ICON's mission to ionosphere begins with beautiful fall launch

animated gif of ICON's orbit

Visualization of ICON's orbit around Earth. (Courtesy of NASA's Scientific Visualization Studio)

At 9:59 p.m. EDT this evening, Thursday, Oct. 10, NASA launched the Ionospheric Connection, or ICON, mission, putting into Earth orbit a satellite built largely at UC Berkeley's Space Sciences Laboratory to explore the dynamic region where Earth meets space, the ionosphere.

The mission is the first dedicated to studying how terrestrial weather can help drive space weather above, in the region where our upper atmosphere overlaps with the lowest reaches of space - a dynamic region where changes can disrupt radio, cell phone, and GPS communications used to guide airplanes and ships.

The launch aboard a Northrop Grumman Pegasus XL rocket dropped from an L1011 airplane was originally scheduled for June 2018 over the Pacific Ocean, but various glitches pushed it back to a fall 2019 launch window over the Atlantic.

The L1011 lifted off from Cape Canaveral Air Force Station, Florida, at 8:31 p.m. EDT before flying to an altitude of 39,000 feet and releasing the Pegasus rocket carrying the refrigerator-sized satellite. The solar panels that power the spacecraft successfully deployed after it reaching an orbit of about 360 miles.
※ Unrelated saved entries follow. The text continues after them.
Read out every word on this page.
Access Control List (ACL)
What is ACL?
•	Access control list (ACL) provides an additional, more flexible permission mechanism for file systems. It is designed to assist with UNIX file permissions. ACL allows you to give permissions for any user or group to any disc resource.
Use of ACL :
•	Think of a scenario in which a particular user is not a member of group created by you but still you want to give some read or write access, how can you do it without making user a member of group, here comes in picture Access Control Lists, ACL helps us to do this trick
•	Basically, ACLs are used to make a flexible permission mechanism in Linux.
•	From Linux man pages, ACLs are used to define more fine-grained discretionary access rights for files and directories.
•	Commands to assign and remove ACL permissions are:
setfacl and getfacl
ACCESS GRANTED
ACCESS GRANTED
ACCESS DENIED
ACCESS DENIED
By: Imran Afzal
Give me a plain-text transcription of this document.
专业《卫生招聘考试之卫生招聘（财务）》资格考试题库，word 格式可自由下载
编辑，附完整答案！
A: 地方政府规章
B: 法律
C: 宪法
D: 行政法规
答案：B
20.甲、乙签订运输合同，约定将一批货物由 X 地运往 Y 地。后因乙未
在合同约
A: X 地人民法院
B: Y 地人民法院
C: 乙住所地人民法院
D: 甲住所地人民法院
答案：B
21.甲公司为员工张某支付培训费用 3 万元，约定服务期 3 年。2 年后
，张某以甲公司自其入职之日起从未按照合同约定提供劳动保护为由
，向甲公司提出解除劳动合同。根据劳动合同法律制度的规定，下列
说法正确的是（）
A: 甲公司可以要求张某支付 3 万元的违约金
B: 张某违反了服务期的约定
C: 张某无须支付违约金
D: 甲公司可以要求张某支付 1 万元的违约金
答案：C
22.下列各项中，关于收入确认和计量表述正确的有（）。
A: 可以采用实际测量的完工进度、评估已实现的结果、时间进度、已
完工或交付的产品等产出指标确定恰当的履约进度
After an approximately month-long commissioning period, ICON will begin sending back its first science data in November.

"After years of work, I'm excited to get into orbit and turn on the spacecraft, open the doors on all our instruments," said UC Berkeley's Thomas Immel, ICON principal investigator. "ICON carries incredible capacity for science. I'm looking forward to surprising results and finally seeing the world through its eyes."